O enfado derramado do alto da cadeira professoral quase nos afogava a cada aula. Quando, no início do segundo período, um dos meus colegas se atreveu a questioná-la sobre a razão de, tendo tido a mesma nota no teste, na pauta lhe ter aparecido um 7 e a mim um 12, esclareceu prontamente: “ela é inteligente e você burro. Anule, anule…” Na aula seguinte, ao fazer a chamada descobriu que esse meu colega tinha mesmo anulado a matrícula à sua disciplina e o “paz à sua alma”, cruzado a vermelho na caderneta, saiu-lhe em suspiro. Acompanhado por mais dois ou três da turma, o “burro” lá se foi à vida que conseguiu e as aulas continuaram impávidas e serenas.
A pouca importância, que na década de 80 do século passado, os professores davam a alguns alunos nem sequer era apanágio desta professora. Era assim e pronto. Nesses tempos, como nos outros todos, era suposto os alunos irem à escola para aprender. Se tal não acontecia, o problema era exclusivamente da sua burrice e nunca dos programas ou de um qualquer professor desanimado com a carreira, com o parco salário, que complementava com umas explicações particulares, e com a distância a que lhe ficava o emprego. Ninguém podia ser obrigado a ensinar quem não queria ou não conseguia aprender. Isso seria mais ou menos como querer obrigar alguém a construir casas que não se dispunham a ser construídas de qualquer maneira, fazer fatos com tecidos rotos e pão sem farinha. Não podia ser. Havia que esperar que as casas se dispusessem a ser construídas como as outras todas, os tecidos se remendassem e a farinha aparecesse. Ensinar quem aprendia tornava a vida de professor simples e escorreita. Terá sido nessa perspetiva, de vida simples e escorreita, que a maioria dos professores de hoje iniciou a profissão há mais de trinta anos.
Mas, qual quê! Começaram logo por os mandar dar aulas para cascos de rolha, depois por ser avaliados e seguiram-se as carreiras congeladas.
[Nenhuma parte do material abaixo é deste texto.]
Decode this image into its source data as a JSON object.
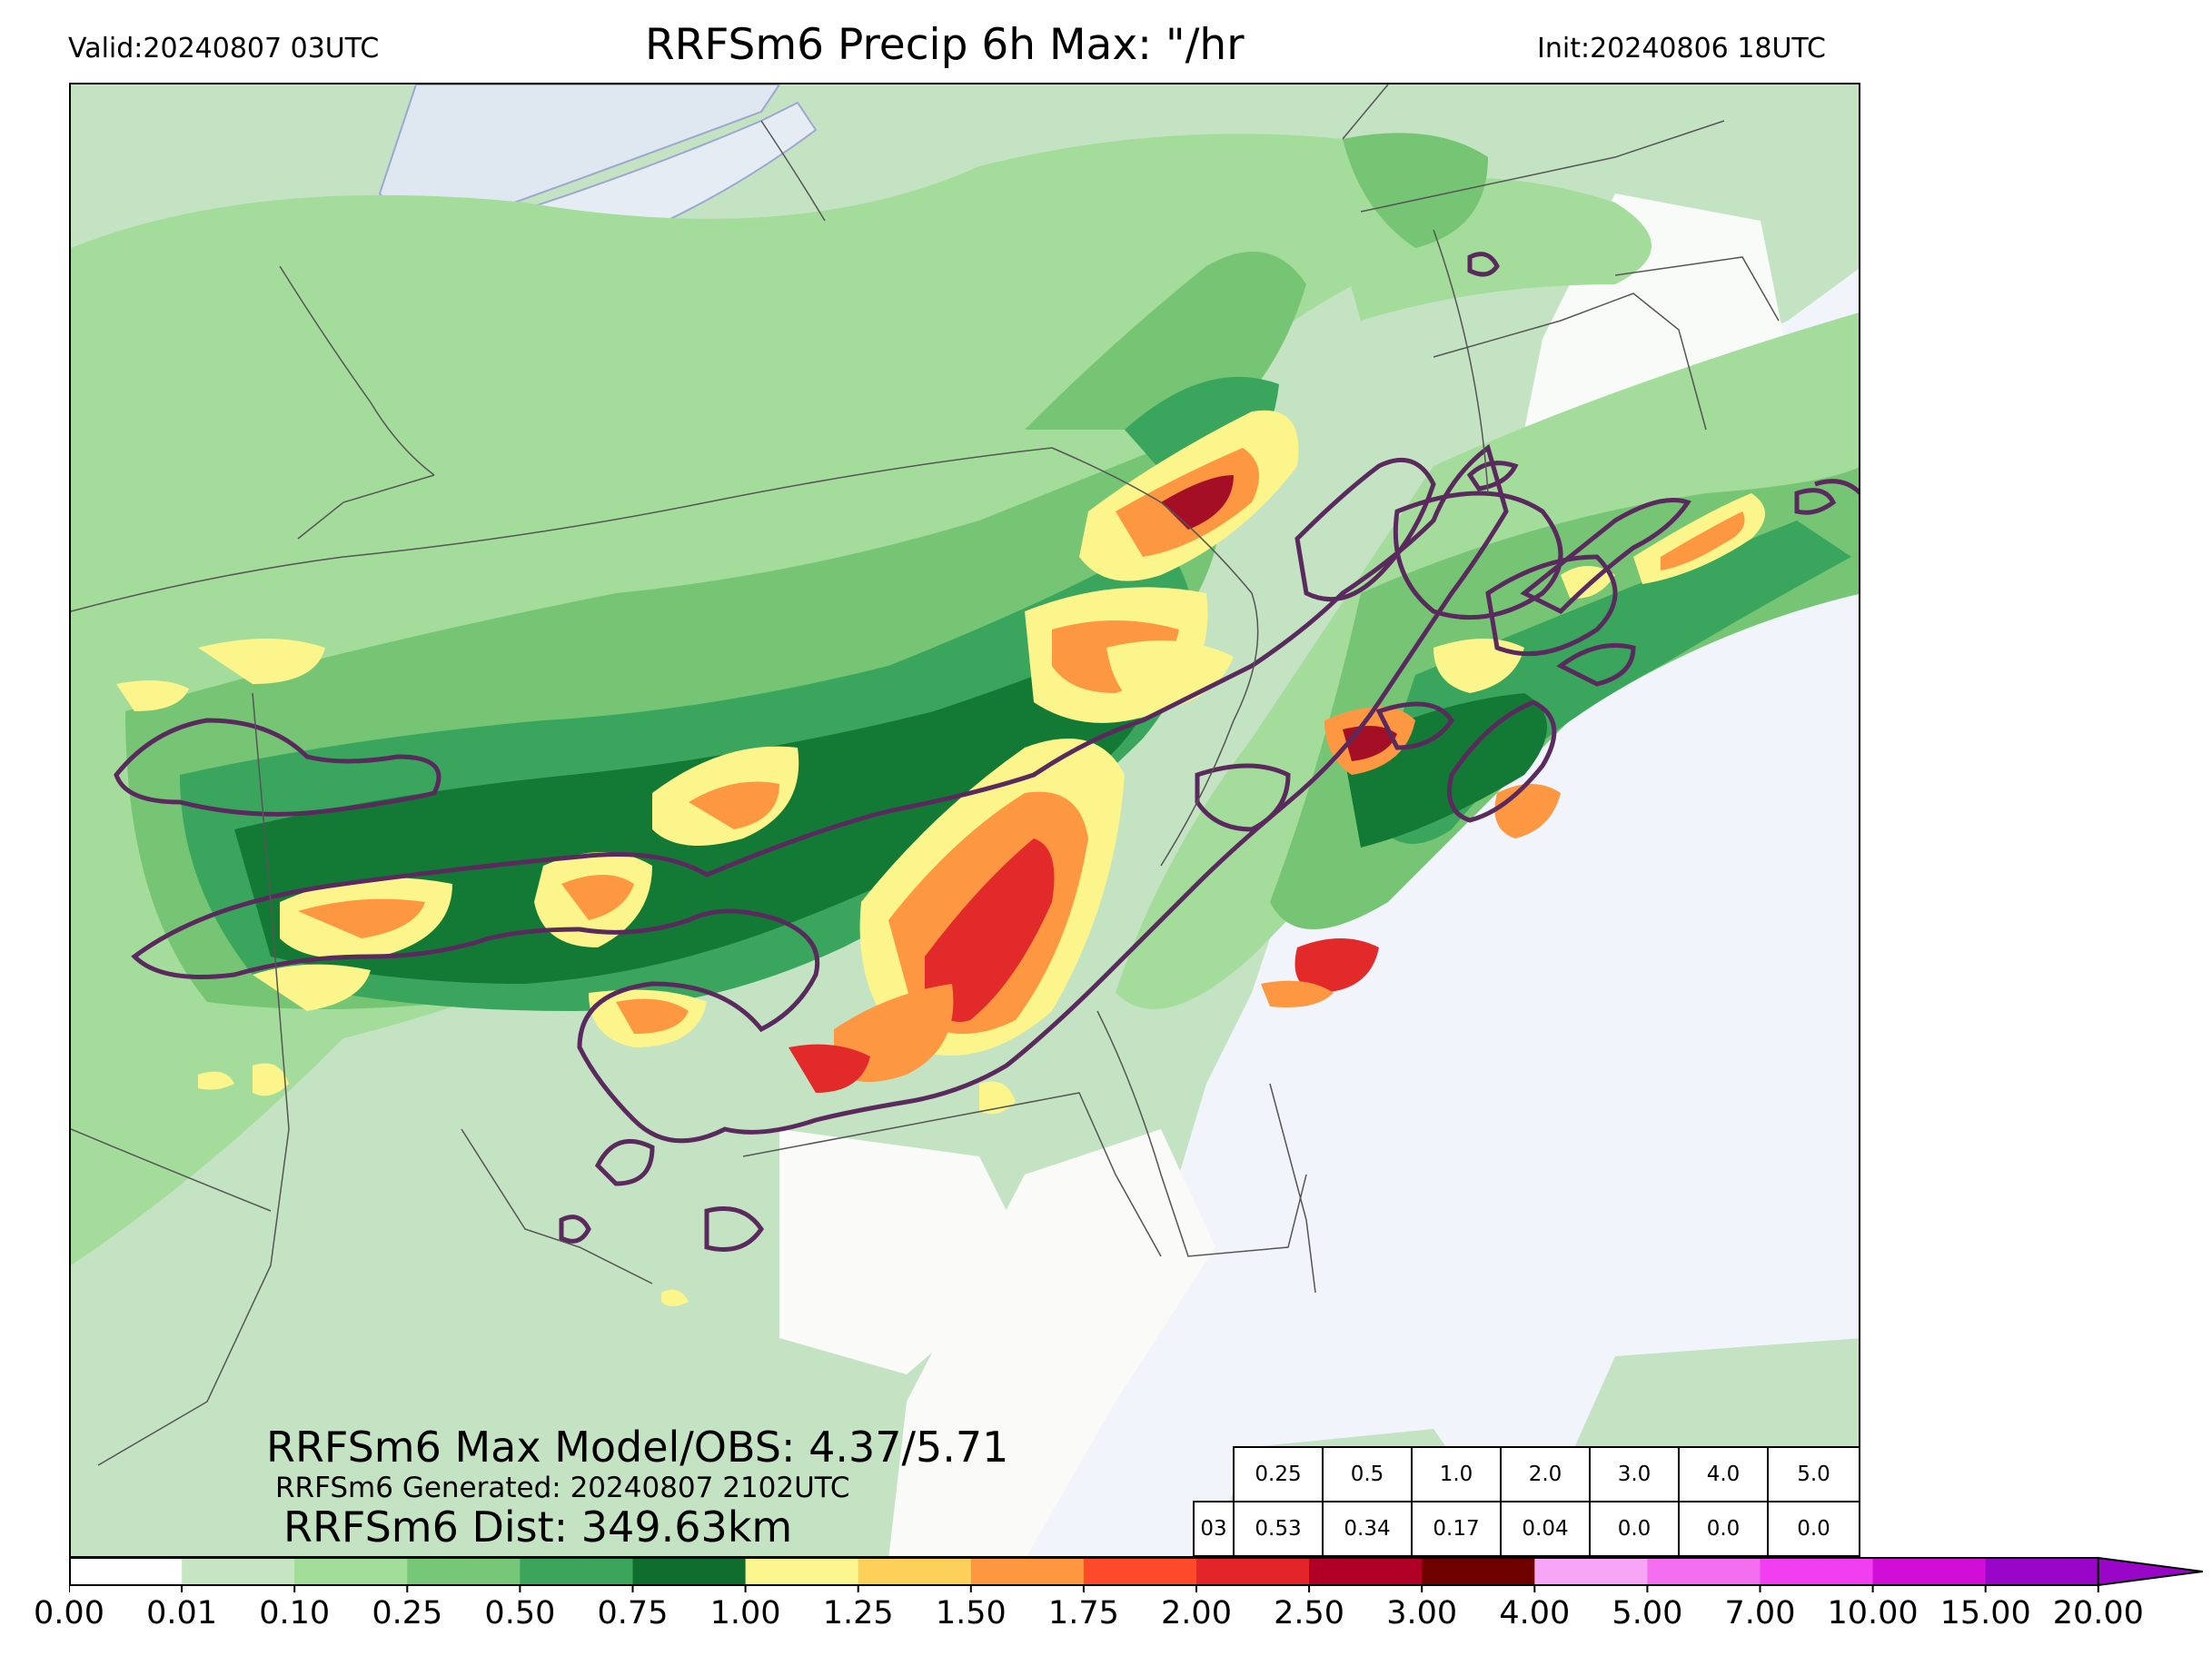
{
  "header": {
    "valid": "Valid:20240807 03UTC",
    "title": "RRFSm6 Precip 6h Max: \"/hr",
    "init": "Init:20240806 18UTC"
  },
  "stats": {
    "max_line": "RRFSm6 Max Model/OBS: 4.37/5.71",
    "generated_line": "RRFSm6 Generated: 20240807 2102UTC",
    "dist_line": "RRFSm6 Dist: 349.63km"
  },
  "threshold_table": {
    "thresholds": [
      "0.25",
      "0.5",
      "1.0",
      "2.0",
      "3.0",
      "4.0",
      "5.0"
    ],
    "row_label": "03",
    "values": [
      "0.53",
      "0.34",
      "0.17",
      "0.04",
      "0.0",
      "0.0",
      "0.0"
    ]
  },
  "colorbar": {
    "ticks": [
      "0.00",
      "0.01",
      "0.10",
      "0.25",
      "0.50",
      "0.75",
      "1.00",
      "1.25",
      "1.50",
      "1.75",
      "2.00",
      "2.50",
      "3.00",
      "4.00",
      "5.00",
      "7.00",
      "10.00",
      "15.00",
      "20.00"
    ],
    "colors": [
      "#ffffff",
      "#c6e6c3",
      "#a2dc99",
      "#76c777",
      "#3ba55c",
      "#0f6e2e",
      "#fbf68d",
      "#fdd05a",
      "#fd9841",
      "#fc4a2b",
      "#e3252a",
      "#b10026",
      "#6e0000",
      "#f7a5f5",
      "#f36ff0",
      "#f13ef0",
      "#d10ed6",
      "#9a06c8"
    ],
    "extend": "max"
  },
  "map": {
    "colors": {
      "ocean": "#f1f4fa",
      "land_nonzero": "#c4e3c2",
      "light_green": "#a4dc9b",
      "mid_green": "#75c575",
      "green": "#3aa55c",
      "dark_green": "#137a36",
      "yellow": "#fbf58c",
      "orange_light": "#fdd05a",
      "orange": "#fd9741",
      "red": "#e22a2a",
      "dark_red": "#a50f26",
      "obs_contour": "#5a2a5e",
      "borders": "#555555"
    }
  }
}
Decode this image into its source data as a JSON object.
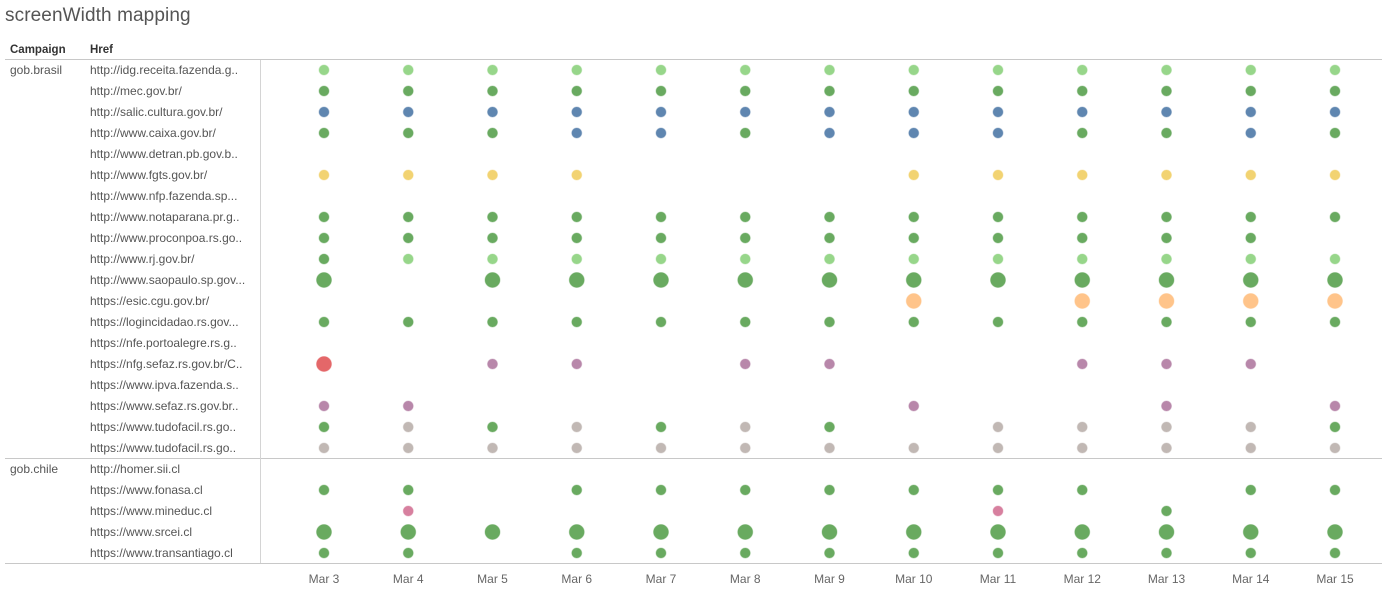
{
  "title": "screenWidth mapping",
  "headers": {
    "campaign": "Campaign",
    "href": "Href"
  },
  "chart_data": {
    "type": "scatter",
    "title": "screenWidth mapping",
    "x_labels": [
      "Mar 3",
      "Mar 4",
      "Mar 5",
      "Mar 6",
      "Mar 7",
      "Mar 8",
      "Mar 9",
      "Mar 10",
      "Mar 11",
      "Mar 12",
      "Mar 13",
      "Mar 14",
      "Mar 15"
    ],
    "colors": {
      "G": "#59a14f",
      "L": "#8cd17d",
      "B": "#4e79a7",
      "Y": "#f1ce63",
      "O": "#ffbe7d",
      "R": "#e15759",
      "P": "#b07aa1",
      "K": "#d37295",
      "S": "#bab0ac"
    },
    "groups": [
      {
        "campaign": "gob.brasil",
        "rows": [
          {
            "href": "http://idg.receita.fazenda.g..",
            "marks": [
              "L",
              "L",
              "L",
              "L",
              "L",
              "L",
              "L",
              "L",
              "L",
              "L",
              "L",
              "L",
              "L"
            ]
          },
          {
            "href": "http://mec.gov.br/",
            "marks": [
              "G",
              "G",
              "G",
              "G",
              "G",
              "G",
              "G",
              "G",
              "G",
              "G",
              "G",
              "G",
              "G"
            ]
          },
          {
            "href": "http://salic.cultura.gov.br/",
            "marks": [
              "B",
              "B",
              "B",
              "B",
              "B",
              "B",
              "B",
              "B",
              "B",
              "B",
              "B",
              "B",
              "B"
            ]
          },
          {
            "href": "http://www.caixa.gov.br/",
            "marks": [
              "G",
              "G",
              "G",
              "B",
              "B",
              "G",
              "B",
              "B",
              "B",
              "G",
              "G",
              "B",
              "G"
            ]
          },
          {
            "href": "http://www.detran.pb.gov.b..",
            "marks": [
              "",
              "",
              "",
              "",
              "",
              "",
              "",
              "",
              "",
              "",
              "",
              "",
              ""
            ]
          },
          {
            "href": "http://www.fgts.gov.br/",
            "marks": [
              "Y",
              "Y",
              "Y",
              "Y",
              "",
              "",
              "",
              "Y",
              "Y",
              "Y",
              "Y",
              "Y",
              "Y"
            ]
          },
          {
            "href": "http://www.nfp.fazenda.sp...",
            "marks": [
              "",
              "",
              "",
              "",
              "",
              "",
              "",
              "",
              "",
              "",
              "",
              "",
              ""
            ]
          },
          {
            "href": "http://www.notaparana.pr.g..",
            "marks": [
              "G",
              "G",
              "G",
              "G",
              "G",
              "G",
              "G",
              "G",
              "G",
              "G",
              "G",
              "G",
              "G"
            ]
          },
          {
            "href": "http://www.proconpoa.rs.go..",
            "marks": [
              "G",
              "G",
              "G",
              "G",
              "G",
              "G",
              "G",
              "G",
              "G",
              "G",
              "G",
              "G",
              ""
            ]
          },
          {
            "href": "http://www.rj.gov.br/",
            "marks": [
              "G",
              "L",
              "L",
              "L",
              "L",
              "L",
              "L",
              "L",
              "L",
              "L",
              "L",
              "L",
              "L"
            ]
          },
          {
            "href": "http://www.saopaulo.sp.gov...",
            "marks": [
              "G",
              "",
              "G",
              "G",
              "G",
              "G",
              "G",
              "G",
              "G",
              "G",
              "G",
              "G",
              "G"
            ],
            "size": [
              3,
              0,
              3,
              3,
              3,
              3,
              3,
              3,
              3,
              3,
              3,
              3,
              3
            ]
          },
          {
            "href": "https://esic.cgu.gov.br/",
            "marks": [
              "",
              "",
              "",
              "",
              "",
              "",
              "",
              "O",
              "",
              "O",
              "O",
              "O",
              "O"
            ],
            "size": [
              0,
              0,
              0,
              0,
              0,
              0,
              0,
              3,
              0,
              3,
              3,
              3,
              3
            ]
          },
          {
            "href": "https://logincidadao.rs.gov...",
            "marks": [
              "G",
              "G",
              "G",
              "G",
              "G",
              "G",
              "G",
              "G",
              "G",
              "G",
              "G",
              "G",
              "G"
            ]
          },
          {
            "href": "https://nfe.portoalegre.rs.g..",
            "marks": [
              "",
              "",
              "",
              "",
              "",
              "",
              "",
              "",
              "",
              "",
              "",
              "",
              ""
            ]
          },
          {
            "href": "https://nfg.sefaz.rs.gov.br/C..",
            "marks": [
              "R",
              "",
              "P",
              "P",
              "",
              "P",
              "P",
              "",
              "",
              "P",
              "P",
              "P",
              ""
            ],
            "size": [
              3,
              0,
              1,
              1,
              0,
              1,
              1,
              0,
              0,
              1,
              1,
              1,
              0
            ]
          },
          {
            "href": "https://www.ipva.fazenda.s..",
            "marks": [
              "",
              "",
              "",
              "",
              "",
              "",
              "",
              "",
              "",
              "",
              "",
              "",
              ""
            ]
          },
          {
            "href": "https://www.sefaz.rs.gov.br..",
            "marks": [
              "P",
              "P",
              "",
              "",
              "",
              "",
              "",
              "P",
              "",
              "",
              "P",
              "",
              "P"
            ]
          },
          {
            "href": "https://www.tudofacil.rs.go..",
            "marks": [
              "G",
              "S",
              "G",
              "S",
              "G",
              "S",
              "G",
              "",
              "S",
              "S",
              "S",
              "S",
              "G"
            ]
          },
          {
            "href": "https://www.tudofacil.rs.go..",
            "marks": [
              "S",
              "S",
              "S",
              "S",
              "S",
              "S",
              "S",
              "S",
              "S",
              "S",
              "S",
              "S",
              "S"
            ]
          }
        ]
      },
      {
        "campaign": "gob.chile",
        "rows": [
          {
            "href": "http://homer.sii.cl",
            "marks": [
              "",
              "",
              "",
              "",
              "",
              "",
              "",
              "",
              "",
              "",
              "",
              "",
              ""
            ]
          },
          {
            "href": "https://www.fonasa.cl",
            "marks": [
              "G",
              "G",
              "",
              "G",
              "G",
              "G",
              "G",
              "G",
              "G",
              "G",
              "",
              "G",
              "G"
            ]
          },
          {
            "href": "https://www.mineduc.cl",
            "marks": [
              "",
              "K",
              "",
              "",
              "",
              "",
              "",
              "",
              "K",
              "",
              "G",
              "",
              ""
            ]
          },
          {
            "href": "https://www.srcei.cl",
            "marks": [
              "G",
              "G",
              "G",
              "G",
              "G",
              "G",
              "G",
              "G",
              "G",
              "G",
              "G",
              "G",
              "G"
            ],
            "size": [
              3,
              3,
              3,
              3,
              3,
              3,
              3,
              3,
              3,
              3,
              3,
              3,
              3
            ]
          },
          {
            "href": "https://www.transantiago.cl",
            "marks": [
              "G",
              "G",
              "",
              "G",
              "G",
              "G",
              "G",
              "G",
              "G",
              "G",
              "G",
              "G",
              "G"
            ]
          }
        ]
      }
    ]
  }
}
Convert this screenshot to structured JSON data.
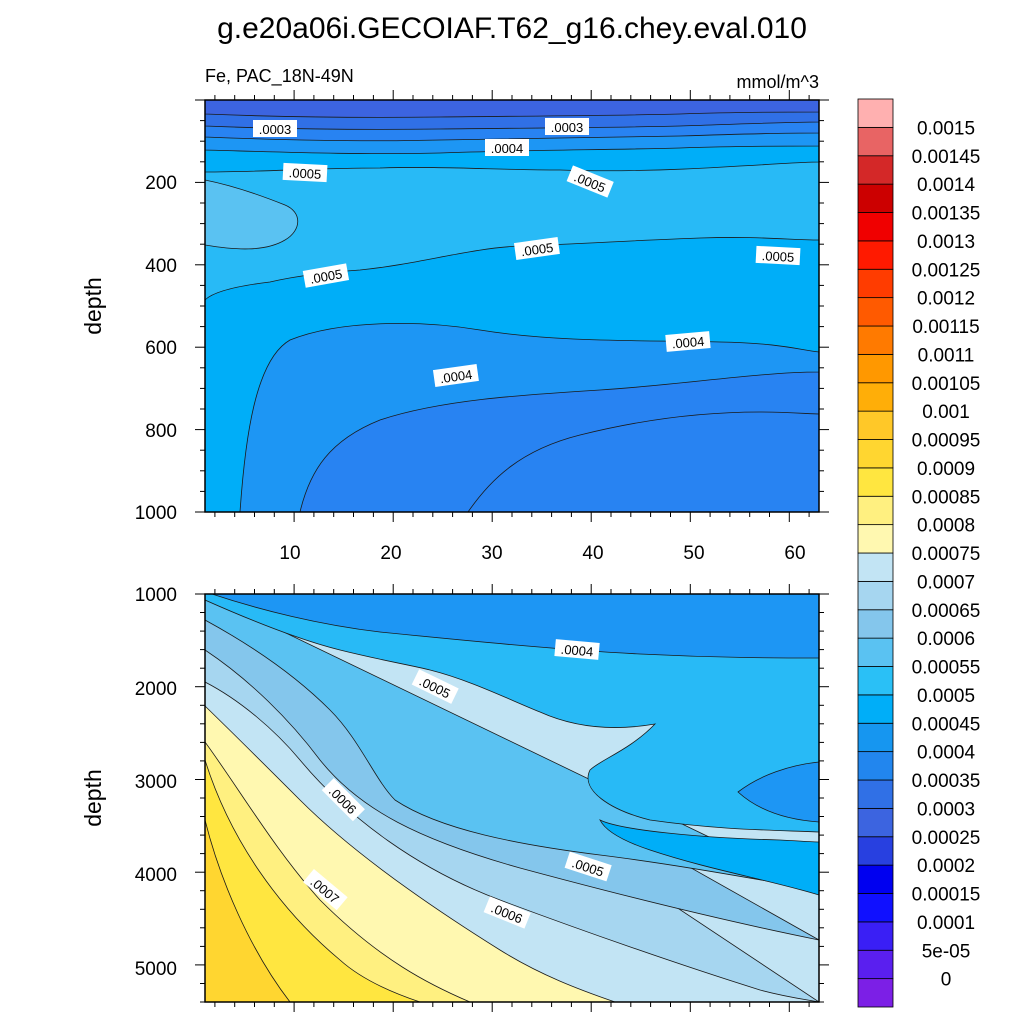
{
  "chart_data": {
    "type": "contour",
    "title": "g.e20a06i.GECOIAF.T62_g16.chey.eval.010",
    "subtitle_left": "Fe, PAC_18N-49N",
    "subtitle_right": "mmol/m^3",
    "ylabel": "depth",
    "x_ticks": [
      "10",
      "20",
      "30",
      "40",
      "50",
      "60"
    ],
    "x_range": [
      1,
      63
    ],
    "panels": [
      {
        "name": "upper",
        "y_range": [
          0,
          1000
        ],
        "y_ticks": [
          "200",
          "400",
          "600",
          "800",
          "1000"
        ],
        "contour_labels": [
          ".0003",
          ".0003",
          ".0004",
          ".0005",
          ".0005",
          ".0005",
          ".0005",
          ".0005",
          ".0004",
          ".0004"
        ]
      },
      {
        "name": "lower",
        "y_range": [
          1000,
          5400
        ],
        "y_ticks": [
          "1000",
          "2000",
          "3000",
          "4000",
          "5000"
        ],
        "contour_labels": [
          ".0004",
          ".0005",
          ".0006",
          ".0005",
          ".0007",
          ".0006"
        ]
      }
    ],
    "colorbar": {
      "labels": [
        "0.0015",
        "0.00145",
        "0.0014",
        "0.00135",
        "0.0013",
        "0.00125",
        "0.0012",
        "0.00115",
        "0.0011",
        "0.00105",
        "0.001",
        "0.00095",
        "0.0009",
        "0.00085",
        "0.0008",
        "0.00075",
        "0.0007",
        "0.00065",
        "0.0006",
        "0.00055",
        "0.0005",
        "0.00045",
        "0.0004",
        "0.00035",
        "0.0003",
        "0.00025",
        "0.0002",
        "0.00015",
        "0.0001",
        "5e-05",
        "0"
      ],
      "colors": [
        "#7c1fe6",
        "#5a1fef",
        "#3a1ff5",
        "#1010ff",
        "#0000f0",
        "#2840e0",
        "#3c64e0",
        "#3070e6",
        "#2286ee",
        "#1696f0",
        "#00aef8",
        "#2ac0f6",
        "#5ac2f2",
        "#84c6ec",
        "#a6d6f0",
        "#c2e4f4",
        "#fff8b0",
        "#fff080",
        "#ffe640",
        "#ffd630",
        "#ffc828",
        "#ffae08",
        "#ff9800",
        "#ff7a00",
        "#ff5a00",
        "#ff3c00",
        "#ff1a00",
        "#f00000",
        "#cc0000",
        "#d42828",
        "#e86464",
        "#ffb0b0"
      ]
    }
  }
}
Já só faltava, porque a escassez de alunos aconselha a não se deixar ninguém para trás, alguém agora lembrar-se de que é para não haver cá mais “chumbos”. Coisa que, depois de se terem concentrado programas de seis anos em quatro e outras tropelias programáticas que tais aferidas por provas e exames nacionais, até soará a alívio à maioria dos docentes. Aliás, não fora o facto de tal ideia pressupor a deslocação do foco do ensino e da aprendizagem do aluno para o professor, que o “fim dos chumbos” teria assentado que nem uma luva nos ouvidos de qualquer um. Pois, finalmente, sem a pressão das avaliações, interna e externa, a comandar o lápis vermelho por entre resmas de questões e testes de alunos desinteressados da escola e dos seus saberes, cada professor vai poder regular as aprendizagens de acordo com o contexto. Que é como quem diz, ensinar o que realmente for útil e interessante para todos e cada um dos seus alunos. Isso pode significar mais trabalho e responsabilidade? De certeza que sim, mas lá que o “chumbo” como exceção, em vez da regra, vai pesar muito menos sobre as cabeças de professores, dos alunos e nos bolsos de todos nós, também é verdade.